Rojava, aslında diğer etnik grupları azınlıkta barındırsa da Kürt özgürlük hareketi olarak adlandırılır ve Rojavada faaliyet gösteren örgütlerin birçoğunun anarşist düşüncelerden etkilendiği iddia edilir lakin bu örgütler milliyetçi ve ırkçı faaliyet gösteren örgütler olması nedeni ile bu argümanı çürütür. Demokratik Suriye Güçleri’nin askeri kanatları etnik temele dayanan terör eylemleri uygulamaktadır ve bunlar arasında YPG/YPJ yer alır.
Yakın tarihte anarşizm ve terörizmin aşağılayıcı kelimeler olarak kullanmasının ardından günümüzde bilimsel anarşizmin ortaya çıkması ve dünya vatandaşlığı vaat eden entellektüel bir felsefe olduğu anlaşılması üzerine fikirleri terör örgütlerine atfetme ve insanları ideolojiden soğutma çalışmaları yapılır hale gelmiştir. Kapitalist güçlerin, anarşizm ile terörizmi bir arada tutması çoğu kişiye itici geleceğinden bu konuyu destekledikleri öne sürülür.
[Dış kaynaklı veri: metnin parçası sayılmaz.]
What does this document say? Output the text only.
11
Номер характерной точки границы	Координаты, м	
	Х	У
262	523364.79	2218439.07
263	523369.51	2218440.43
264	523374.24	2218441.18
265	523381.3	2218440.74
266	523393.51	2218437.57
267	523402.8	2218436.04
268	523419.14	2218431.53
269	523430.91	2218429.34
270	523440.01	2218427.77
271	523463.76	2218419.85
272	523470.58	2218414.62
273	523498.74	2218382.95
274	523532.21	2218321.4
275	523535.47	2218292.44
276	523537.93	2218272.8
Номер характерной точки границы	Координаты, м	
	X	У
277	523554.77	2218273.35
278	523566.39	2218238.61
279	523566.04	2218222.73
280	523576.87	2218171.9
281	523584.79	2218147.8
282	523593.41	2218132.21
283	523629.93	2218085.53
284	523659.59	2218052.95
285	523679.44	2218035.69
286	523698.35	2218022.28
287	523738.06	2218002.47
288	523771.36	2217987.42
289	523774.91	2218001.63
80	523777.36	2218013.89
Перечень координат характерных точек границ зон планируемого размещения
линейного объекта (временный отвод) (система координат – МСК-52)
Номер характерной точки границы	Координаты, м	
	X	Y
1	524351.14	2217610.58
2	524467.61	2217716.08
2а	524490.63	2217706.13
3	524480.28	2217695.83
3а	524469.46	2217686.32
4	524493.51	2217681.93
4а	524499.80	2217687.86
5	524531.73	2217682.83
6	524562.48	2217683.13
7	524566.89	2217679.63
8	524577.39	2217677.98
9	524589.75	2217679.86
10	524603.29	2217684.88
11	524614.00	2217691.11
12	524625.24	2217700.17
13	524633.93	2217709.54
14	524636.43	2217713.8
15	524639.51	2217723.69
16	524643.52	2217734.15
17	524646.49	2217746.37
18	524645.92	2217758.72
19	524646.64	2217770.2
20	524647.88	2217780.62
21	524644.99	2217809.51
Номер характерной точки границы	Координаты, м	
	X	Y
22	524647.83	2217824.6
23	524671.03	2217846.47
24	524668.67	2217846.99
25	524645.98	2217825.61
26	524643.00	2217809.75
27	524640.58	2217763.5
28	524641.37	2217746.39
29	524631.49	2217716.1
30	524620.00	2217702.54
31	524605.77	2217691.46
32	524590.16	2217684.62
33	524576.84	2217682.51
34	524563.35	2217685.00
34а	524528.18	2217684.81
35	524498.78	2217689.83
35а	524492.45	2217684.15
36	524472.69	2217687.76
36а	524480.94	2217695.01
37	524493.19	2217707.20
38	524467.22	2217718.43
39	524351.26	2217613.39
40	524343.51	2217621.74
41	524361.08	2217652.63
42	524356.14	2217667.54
Bu coğrafyada eğitim eksikliği, okur yazarlığın neredeyse çok düşük olması, savaşın mevcudiyeti, etnik çatışma, dini bağlılık, muhafazakarlık gibi sebepler Anarşizm gibi az bilinen bir bilimsel felsefenin böyle bir alanda vuku bulmasının mümkün olmadığı fikirlerine argüman olduğu söylenir. Avrupalı günümüz anarşistler, terör örgütlerinin dağda yaşamasını ortak kullanıma ve dayanışmaya bağlamanın saçmalığından da bahsederler. Kaldı ki diğer argümanlar “Kürt” özgürlük hareketi ve Arap coğrafyasında “kadına özgürlük mücadelesini” Anarşizm olarak sunmak pek mantıklı değildir. Ayrıca Anarşizm, etnik mücadele değildir!
Anarşizm’in fikir babaları Kropotkin ve Proudhon gibi düşünürleri okumak, yorum yapmak için en iyi fikir olacaktır.